Timing the tops and bottoms is a guessing game.  We are looking for confirmation and in the near future, where the probabilities are in our favor, we will be adding to our long term portfolio.

Bitcoin Daily:

The push through the 6900 area needs to hold momentum with a close above 6960.  We have set our target for the 7200-7300 zone or 7500 area before we see a pullback and potential trade setup.  Failure to hold the 6900 level, which is current support, 6775 becomes support, and below this is where we can look for a trade setup.

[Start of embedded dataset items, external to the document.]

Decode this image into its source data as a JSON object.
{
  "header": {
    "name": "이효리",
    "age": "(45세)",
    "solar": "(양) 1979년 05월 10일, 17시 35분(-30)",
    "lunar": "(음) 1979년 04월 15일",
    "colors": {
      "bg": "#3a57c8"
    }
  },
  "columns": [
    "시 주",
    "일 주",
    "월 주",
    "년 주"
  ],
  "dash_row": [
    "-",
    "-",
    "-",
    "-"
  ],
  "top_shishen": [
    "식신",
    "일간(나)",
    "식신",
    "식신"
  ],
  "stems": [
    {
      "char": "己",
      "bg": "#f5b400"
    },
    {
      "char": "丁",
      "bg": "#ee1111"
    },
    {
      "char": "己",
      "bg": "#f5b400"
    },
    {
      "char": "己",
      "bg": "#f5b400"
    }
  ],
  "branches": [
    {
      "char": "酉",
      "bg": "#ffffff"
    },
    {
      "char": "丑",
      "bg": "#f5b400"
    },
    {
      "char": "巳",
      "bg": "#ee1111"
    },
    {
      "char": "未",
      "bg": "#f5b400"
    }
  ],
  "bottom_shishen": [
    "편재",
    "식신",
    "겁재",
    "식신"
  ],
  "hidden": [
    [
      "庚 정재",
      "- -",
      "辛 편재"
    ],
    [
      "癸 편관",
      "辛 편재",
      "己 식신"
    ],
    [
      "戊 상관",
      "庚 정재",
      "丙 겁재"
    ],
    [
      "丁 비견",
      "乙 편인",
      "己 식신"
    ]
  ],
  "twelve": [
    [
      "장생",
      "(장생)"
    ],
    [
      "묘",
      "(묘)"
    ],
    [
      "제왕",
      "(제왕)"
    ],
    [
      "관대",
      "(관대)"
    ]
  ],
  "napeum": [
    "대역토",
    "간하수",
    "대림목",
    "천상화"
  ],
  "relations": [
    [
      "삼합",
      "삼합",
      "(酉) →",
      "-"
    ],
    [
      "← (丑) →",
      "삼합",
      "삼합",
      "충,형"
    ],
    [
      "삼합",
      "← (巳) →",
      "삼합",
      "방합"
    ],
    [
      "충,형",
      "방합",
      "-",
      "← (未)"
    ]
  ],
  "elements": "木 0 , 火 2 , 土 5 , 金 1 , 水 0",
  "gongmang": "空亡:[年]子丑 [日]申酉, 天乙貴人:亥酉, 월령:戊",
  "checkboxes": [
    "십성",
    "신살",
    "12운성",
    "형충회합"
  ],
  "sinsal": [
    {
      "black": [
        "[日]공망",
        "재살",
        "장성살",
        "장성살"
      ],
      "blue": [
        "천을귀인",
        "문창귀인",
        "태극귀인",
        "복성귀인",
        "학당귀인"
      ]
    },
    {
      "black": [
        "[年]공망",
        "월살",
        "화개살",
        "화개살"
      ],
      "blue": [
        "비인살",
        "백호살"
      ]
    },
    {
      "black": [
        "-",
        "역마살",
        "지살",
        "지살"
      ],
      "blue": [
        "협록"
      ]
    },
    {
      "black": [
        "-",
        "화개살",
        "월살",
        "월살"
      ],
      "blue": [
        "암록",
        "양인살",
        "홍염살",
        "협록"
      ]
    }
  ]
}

We are looking to trade out of support not into the momentum, as wave 3’s are difficult to locate.  Is this wave 3 of the broader wave 5 impulse, or do we see one more retest of the low to mid 6k’s?

Impulsive Nature:

New traders often feel the impulse that they are somehow missing a trade.  They see the momentum, buy in, only to realize the trigger was in the 6700 area and those swing traders are looking to close positions.  The market was consolidating looking for direction and moved to the upside.  Momentum continuation trade.  Yet the position of the market overall makes this a higher risk trade. 

These types of trades can often result in a fake out.  This is why we are looking for higher probability trade setups into deeper pullbacks.  Keep in mind if this was a bullish market, this type of trade setup we would be  perfect for a continuation, but we are not yet in a bullish market.

Moving forward if the market starts making higher highs, these types of trade setups will be added to our trading strategy.


As trigger happy as many are to be in the action at all times, this over time will result in reduced gains.  Over trading is no different then playing too many hands at the poker table.  There is a time to play 5-6 suited, and it depends on your position at the table.  Trading is no different, there is a time to take these types of trades, but we are not in the right position to do so.

You do not have to look any further than the forex traders that were shorting the Euro at 1.15 and were stopped out.  We not only need to see a valid position but a valid setup as well.  This provides a higher probability of success.  In the Euro case the position was right but the setup was not.